To make out a prima facie case under § 510 of ERISA, 29 U.S.C. § 1140, Deily must show “(1) prohibited employer conduct (2) taken for the purpose of interfering (3) with the attainment of any right to which the employee may become entitled.” Hendricks v. Edgewater Steel Co., 898 F.2d 385, 389 (3d Cir.1990) (quoting Gavalik v. Continental Can Co., 812 F.2d 834, 852 (3d Cir.1987)). Waste Management terminated Deily according to the express terms of its medical leave of absence policy and the FMLA document in which Deily acknowledged Waste Management’s prerogative to fire him after one year of absence from work. Thus, Waste *608 Management did not terminate Deily with the specific intent of interfering with the attainment of his pension benefits. See Gavalik, 812 F.2d at 852 (3d Cir.1987) (plaintiff must establish specific intent of employer to interfere with attainment of pension benefits). The order of the District Court granting Waste Management’s motion for summary judgment on Deily’s ERISA claim will be affirmed.
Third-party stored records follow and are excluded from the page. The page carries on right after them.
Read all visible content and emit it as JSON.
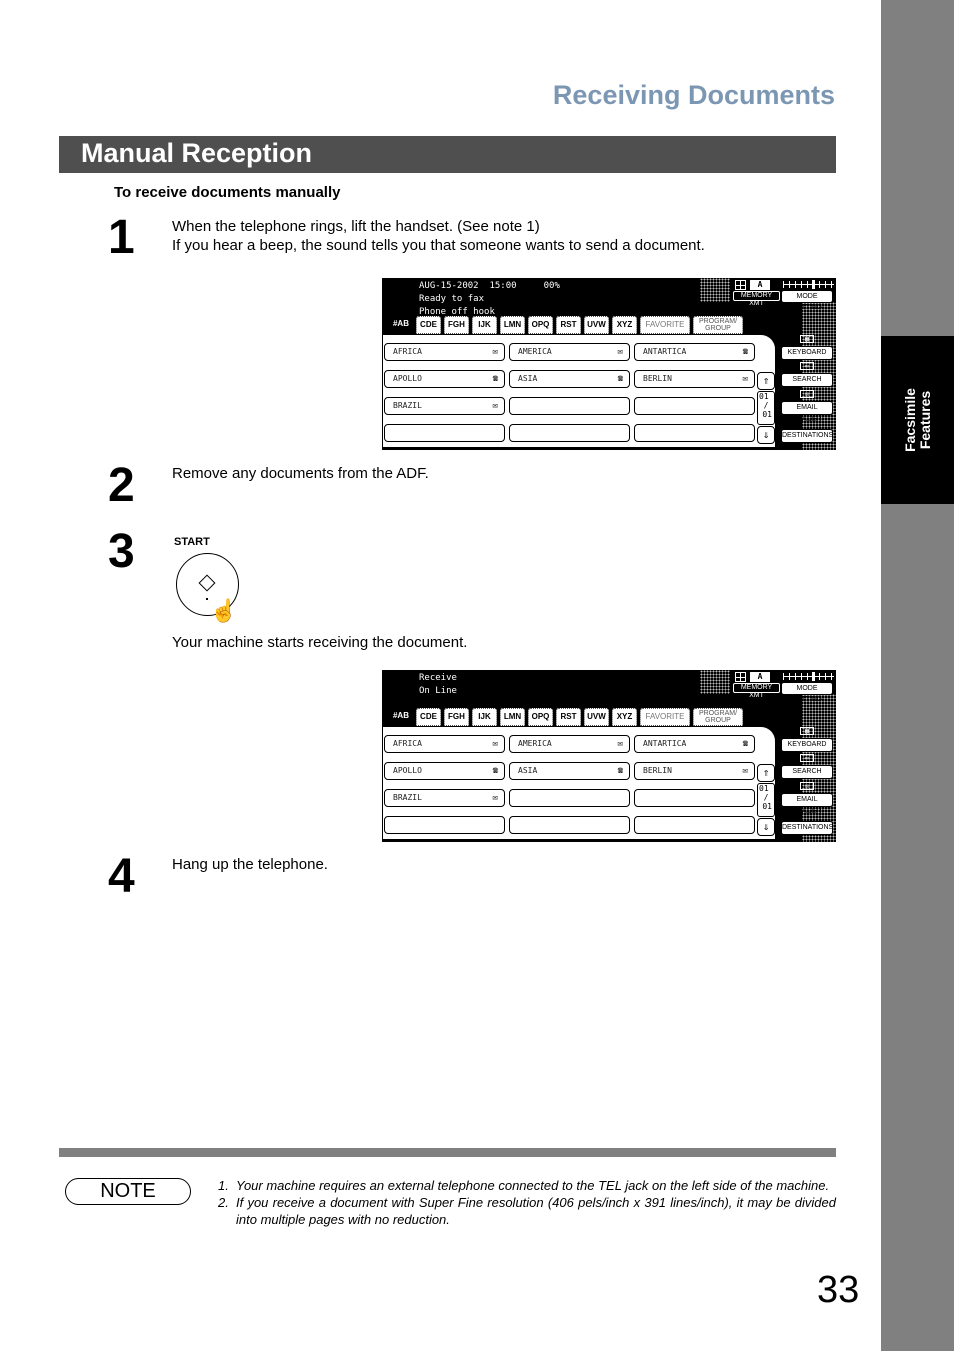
{
  "page": {
    "chapter_title": "Receiving Documents",
    "section_title": "Manual Reception",
    "subheading": "To receive documents manually",
    "side_tab_lines": [
      "Facsimile",
      "Features"
    ],
    "page_number": "33"
  },
  "steps": [
    {
      "number": "1",
      "lines": [
        "When the telephone rings, lift the handset. (See note 1)",
        "If you hear a beep, the sound tells you that someone wants to send a document."
      ]
    },
    {
      "number": "2",
      "lines": [
        "Remove any documents from the ADF."
      ]
    },
    {
      "number": "3",
      "button_label": "START",
      "lines": [
        "Your machine starts receiving the document."
      ]
    },
    {
      "number": "4",
      "lines": [
        "Hang up the telephone."
      ]
    }
  ],
  "panels": [
    {
      "status_lines": [
        "AUG-15-2002  15:00     00%",
        "Ready to fax",
        "Phone off hook"
      ],
      "memory_xmt": "MEMORY XMT",
      "mode_setting": "MODE SETTING",
      "mode_letter": "A",
      "tabs": [
        "#AB",
        "CDE",
        "FGH",
        "IJK",
        "LMN",
        "OPQ",
        "RST",
        "UVW",
        "XYZ",
        "FAVORITE",
        "PROGRAM/\nGROUP"
      ],
      "active_tab": "#AB",
      "destinations": [
        {
          "name": "AFRICA",
          "type": "email"
        },
        {
          "name": "AMERICA",
          "type": "email"
        },
        {
          "name": "ANTARTICA",
          "type": "fax"
        },
        {
          "name": "APOLLO",
          "type": "fax"
        },
        {
          "name": "ASIA",
          "type": "fax"
        },
        {
          "name": "BERLIN",
          "type": "email"
        },
        {
          "name": "BRAZIL",
          "type": "email"
        },
        {
          "name": "",
          "type": ""
        },
        {
          "name": "",
          "type": ""
        },
        {
          "name": "",
          "type": ""
        },
        {
          "name": "",
          "type": ""
        },
        {
          "name": "",
          "type": ""
        }
      ],
      "page_indicator": {
        "current": "01",
        "total": "01"
      },
      "side_buttons": [
        "KEYBOARD",
        "SEARCH",
        "EMAIL HEADER",
        "DESTINATIONS"
      ],
      "contrast_level": 0.6
    },
    {
      "status_lines": [
        "Receive",
        "On Line",
        ""
      ],
      "memory_xmt": "MEMORY XMT",
      "mode_setting": "MODE SETTING",
      "mode_letter": "A",
      "tabs": [
        "#AB",
        "CDE",
        "FGH",
        "IJK",
        "LMN",
        "OPQ",
        "RST",
        "UVW",
        "XYZ",
        "FAVORITE",
        "PROGRAM/\nGROUP"
      ],
      "active_tab": "#AB",
      "destinations": [
        {
          "name": "AFRICA",
          "type": "email"
        },
        {
          "name": "AMERICA",
          "type": "email"
        },
        {
          "name": "ANTARTICA",
          "type": "fax"
        },
        {
          "name": "APOLLO",
          "type": "fax"
        },
        {
          "name": "ASIA",
          "type": "fax"
        },
        {
          "name": "BERLIN",
          "type": "email"
        },
        {
          "name": "BRAZIL",
          "type": "email"
        },
        {
          "name": "",
          "type": ""
        },
        {
          "name": "",
          "type": ""
        },
        {
          "name": "",
          "type": ""
        },
        {
          "name": "",
          "type": ""
        },
        {
          "name": "",
          "type": ""
        }
      ],
      "page_indicator": {
        "current": "01",
        "total": "01"
      },
      "side_buttons": [
        "KEYBOARD",
        "SEARCH",
        "EMAIL HEADER",
        "DESTINATIONS"
      ],
      "contrast_level": 0.6
    }
  ],
  "icons": {
    "email": "✉",
    "fax": "☎",
    "up": "⇑",
    "down": "⇓",
    "hand": "☝"
  },
  "note": {
    "label": "NOTE",
    "items": [
      {
        "n": "1.",
        "text": "Your machine requires an external telephone connected to the TEL jack on the left side of the machine."
      },
      {
        "n": "2.",
        "text": "If you receive a document with Super Fine resolution (406 pels/inch x 391 lines/inch), it may be divided into multiple pages with no reduction."
      }
    ]
  }
}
Under Pennsylvania law, an at-will employee may not be discharged in retaliation for filing a workers’ compensation claim. See Shick v. Shirley Lumber, 552 Pa. 590, 716 A.2d 1231, 1236-1237 (Pa. 1998). Because the Pennsylvania Supreme Court has not yet set forth the elements of a prima facie case of retaliatory discharge, the District Court applied the analysis followed in claims of retaliatory discharge under Title VII of the Civil Rights Act of 1964, 42 U.S.C. § 2000e-3(a). Deily v. Waste Management of Allentown, No. CIV. A. 00-1100, 2000 WL 33358062, at *5-6 (E.D.Pa.2000); see also Landmesser v. United Air Lines, Inc., 102 F.Supp.2d 273, 277-78 (E.D.Pa.2000) (recognizing that the Pennsylvania Supreme Court has not defined elements of prima facie case of retaliation); Alderfer v. Nibco Inc., No. CIV. A. 98-6654, 1999 WL 956375, at *6 (E.D.Pa.1999) (recognizing that Pennsylvania courts “have not set forth a model of proof’ with which to evaluate Shick claims).
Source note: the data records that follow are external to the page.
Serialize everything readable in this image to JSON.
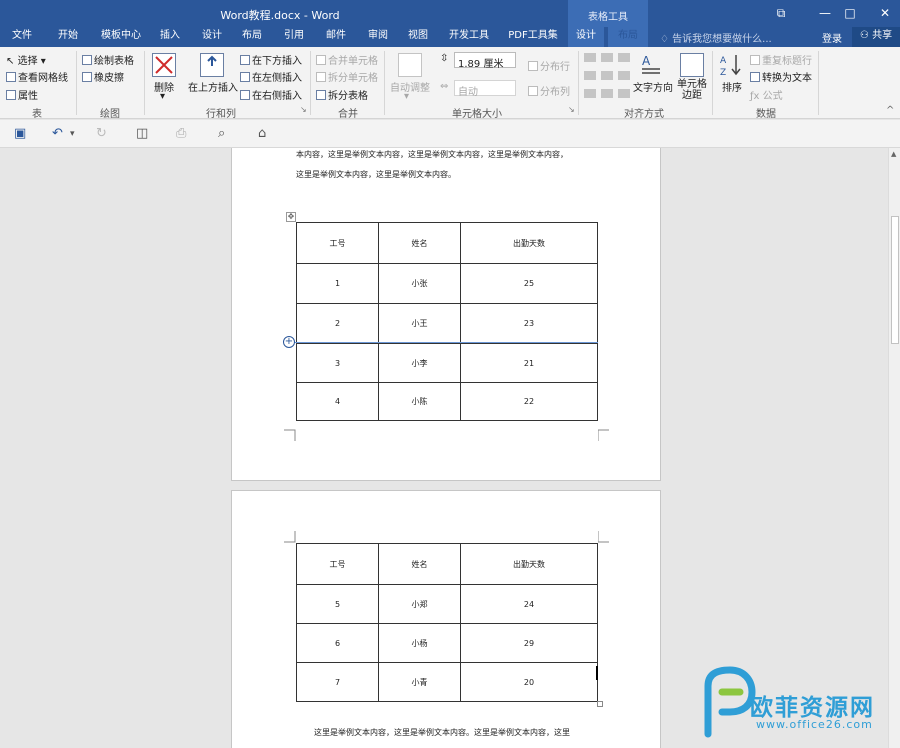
{
  "window": {
    "title": "Word教程.docx - Word",
    "context_header": "表格工具"
  },
  "tabs": [
    "文件",
    "开始",
    "模板中心",
    "插入",
    "设计",
    "布局",
    "引用",
    "邮件",
    "审阅",
    "视图",
    "开发工具",
    "PDF工具集",
    "设计",
    "布局"
  ],
  "active_tab_index": 13,
  "tell_me": "告诉我您想要做什么...",
  "login": "登录",
  "share": "共享",
  "ribbon": {
    "table": {
      "select": "选择",
      "gridlines": "查看网格线",
      "properties": "属性",
      "group": "表"
    },
    "draw": {
      "draw_table": "绘制表格",
      "eraser": "橡皮擦",
      "group": "绘图"
    },
    "rows_cols": {
      "delete": "删除",
      "insert_above": "在上方插入",
      "insert_below": "在下方插入",
      "insert_left": "在左侧插入",
      "insert_right": "在右侧插入",
      "group": "行和列"
    },
    "merge": {
      "merge_cells": "合并单元格",
      "split_cells": "拆分单元格",
      "split_table": "拆分表格",
      "group": "合并"
    },
    "cell_size": {
      "autofit": "自动调整",
      "height": "1.89 厘米",
      "width": "自动",
      "dist_rows": "分布行",
      "dist_cols": "分布列",
      "group": "单元格大小"
    },
    "alignment": {
      "text_direction": "文字方向",
      "cell_margins": "单元格边距",
      "group": "对齐方式"
    },
    "data": {
      "sort": "排序",
      "repeat_header": "重复标题行",
      "to_text": "转换为文本",
      "formula": "公式",
      "group": "数据"
    }
  },
  "document": {
    "p1_line1": "本内容，这里是举例文本内容，这里是举例文本内容，这里是举例文本内容，",
    "p1_line2": "这里是举例文本内容，这里是举例文本内容。",
    "p2_line1": "这里是举例文本内容，这里是举例文本内容。这里是举例文本内容，这里",
    "table_headers": [
      "工号",
      "姓名",
      "出勤天数"
    ],
    "table1_rows": [
      [
        "1",
        "小张",
        "25"
      ],
      [
        "2",
        "小王",
        "23"
      ],
      [
        "3",
        "小李",
        "21"
      ],
      [
        "4",
        "小陈",
        "22"
      ]
    ],
    "table2_rows": [
      [
        "5",
        "小郑",
        "24"
      ],
      [
        "6",
        "小杨",
        "29"
      ],
      [
        "7",
        "小青",
        "20"
      ]
    ]
  },
  "watermark": {
    "text": "欧菲资源网",
    "url": "www.office26.com"
  },
  "colors": {
    "title_bar": "#2b579a",
    "ribbon_bg": "#f3f3f3",
    "context_tab": "#3c6db5"
  }
}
We review the District Court’s prediction of state law under a plenary standard. See Compagnie des Bauxites de Guinee v. Ins. Co. of N. Am., 724 F.2d 369, 371 (3d Cir.1990). We may examine: (1) decisions of the Pennsylvania Supreme Court in related areas of the law; (2) the “decisional law” of Pennsylvania intermediate courts; (3) federal appeals and district court cases interpreting state law; and (4) decisions from other jurisdictions regarding the same issue of law. Wiley v. State Farm Fire & Cas. Co., 995 F.2d 457, 459-60 (3d Cir.1993) (citation omitted).